И вот я читаю сейчас в этом рассказе о товарище Федоре. Однажды герой ехал по важным делам, стоял на площадке последнего вагона, поезд шел очень медленно, и он слышал, как шуршала высокая трава. И вдруг его охватило желание тут же сойти с поезда, "кинуться в траву, лечь, подложив руки под голову, и смотреть в небо..." Федор даже ухватился крепче за поручни вагона, чтобы не сделать этого. Когда в больнице Федор вспомнил об этом, "ему стало смешно".
Так этот образ зеленой травы как символа жизни возник в рассказе о герое, которому перед смертью становится смешно от своих воспоминаний. Но родился он в душе писателя, который пронес его через всю жизнь.
Когда он лежал в своей палате в Градской больнице (после того, как болезнь накинулась на легкие, сначала одно, потом очень быстро - другое) на узкой, короткой ему больничной кровати, большое окно выходило в густой, зеленый, заросший деревьями двор. И прямо под окнами спорили две тетки, наверно, уборщицы или санитарки - о соседке, обеде и ужине. Спорили бесцеремонно и громко об обыденном, бытовом. Сначала я не обратила на них внимания, мне тогда не мешали они. Но Василию Семеновичу было плохо, он лежал молча и тяжко дышал. И вдруг я поняла, как назойливо, грубо и нескончаемо долго тянется разговор и звучат под его окном их голоса, будто собственной кожей... И сказала, что они вот так кричат, я сейчас выйду во двор и скажу, чтоб не кричали там. Но он улыбнулся и рукой остановил меня:
- Не надо, - сказал он, - они совсем не мешают мне... Ведь это жизнь.
Посмотрев на него еще раз, я поняла, что молчал он не потому, что стало ему хуже, просто он внимательно и дружелюбно слушал и ловил эти громкие голоса жизни.
Потом добавил, что чужое радио - это не жизнь, и оно мешает и раздражает всегда. И дома на Беговой, прямо из соседской стены. Я сама один раз слышала, как она гудела.
Он прочитал мне вслух главу из "Все течет". А на другой день сказал, что жалеет, что могли услышать, что в квартире своей он этого делать не должен. Был недоволен собой и мной, что я не прервала его. И тогда я сказала про радио за стеной, что оно так орало, что заглушало некоторые слова, и придется ему прочитать мне вслух эту главу еще раз. Улыбнулся печально и сказал:
- В другой раз.
Это было в перерыве между больницами. В Градскую лег в июне 1964 года. Терял силы, не мог ходить, непрерывно кашлял. С катастрофическим остервенением накинулась на него болезнь. Только что читал и писал... Гулял.

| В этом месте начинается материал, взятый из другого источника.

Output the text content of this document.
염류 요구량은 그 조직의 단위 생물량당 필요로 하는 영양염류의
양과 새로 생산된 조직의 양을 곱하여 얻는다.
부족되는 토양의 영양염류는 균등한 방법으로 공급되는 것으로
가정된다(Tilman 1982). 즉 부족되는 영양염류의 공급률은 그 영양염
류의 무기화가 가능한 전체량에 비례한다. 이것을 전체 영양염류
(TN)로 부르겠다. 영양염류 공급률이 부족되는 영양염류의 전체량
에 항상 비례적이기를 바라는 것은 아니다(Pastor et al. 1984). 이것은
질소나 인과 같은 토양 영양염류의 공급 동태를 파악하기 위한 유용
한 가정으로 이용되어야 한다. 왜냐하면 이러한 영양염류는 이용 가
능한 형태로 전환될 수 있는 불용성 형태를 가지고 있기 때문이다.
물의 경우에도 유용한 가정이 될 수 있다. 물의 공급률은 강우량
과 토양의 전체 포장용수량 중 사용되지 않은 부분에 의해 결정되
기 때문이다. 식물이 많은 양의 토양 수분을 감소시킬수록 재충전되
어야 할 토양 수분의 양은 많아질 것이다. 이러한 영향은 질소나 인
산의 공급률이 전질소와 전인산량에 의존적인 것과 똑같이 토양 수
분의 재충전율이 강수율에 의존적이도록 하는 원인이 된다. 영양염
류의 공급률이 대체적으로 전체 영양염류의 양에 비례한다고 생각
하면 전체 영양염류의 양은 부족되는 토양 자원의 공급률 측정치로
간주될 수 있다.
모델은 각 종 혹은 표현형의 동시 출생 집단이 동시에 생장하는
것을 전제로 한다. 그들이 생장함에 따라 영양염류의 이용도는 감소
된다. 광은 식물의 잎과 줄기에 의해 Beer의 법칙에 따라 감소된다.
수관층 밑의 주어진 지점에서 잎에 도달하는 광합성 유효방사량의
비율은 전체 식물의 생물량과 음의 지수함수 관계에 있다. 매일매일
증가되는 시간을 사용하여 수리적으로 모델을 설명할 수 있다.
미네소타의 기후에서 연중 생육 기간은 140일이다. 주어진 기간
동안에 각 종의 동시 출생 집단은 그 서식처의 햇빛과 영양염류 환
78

Я узнала его по-настоящему после "катастрофы с романом".
Но до этого всю жизнь знала его, а он меня, конечно, не знал, знал немного, но не так, как я его. Я брала у него интервью для "Литературной газеты", бывала дома в первой его квартире, встречалась в Коктебеле. Особенно в Коктебеле в 1955 году. Он улыбался тогда, здоровался издали, весело махал рукой. Я со стороны смотрела на него: высокий ясный лоб, за очками синие глаза, черные волнистые волосы зачесаны назад... Он был ровен, казалось - счастлив и спокоен. Я знала, что он пишет новый роман. И печать счастья, творчества и творческого покоя лежала на его лице. Он казался здоровым, загорелым и молодым. На фоне коктебельского синего моря и сказочных гор его прекрасные синие глаза казались особенно синими. Этот синий свет не угасал до последних минут жизни. Очки круглые были частью его лица. А рот нес страдание - рот библейских мучеников и мудрецов. И улыбка тоже.
После его смерти Ольга Михайловна подарила мне маленькую любительскую фотографию. Она предложила на выбор, и я ухватилась за нее, - потому что именно таким он был в последние годы. Я выбрала ее еще и потому, что на ней - Гроссман в Армении.
Он поехал в Армению (если называть все своими именами) из-за нужды и несчастья. Поехал, чтобы переводить роман армянского писателя - после "катастрофы с романом" его перестали печатать, ему не на что было жить. Ведь роман он писал "около десяти лет" - это подлинные его слова.
3 ноября 1961 года утром он приехал поездом в Ереван. Жизни ему было отпущено три неполных года, вернее, три года минус пятьдесят дней. И он тратил эти бесценные дни на перевод. Хочу добавить, что сам он не жаловался на новую для него работу и отнесся к переводу серьезно, спокойно, был доволен.
Вместе с этим переводом в результате путешествия по Армении появились на свет в 1962 году "Путевые заметки пожилого человека" (потом переименованные в "Добро вам!").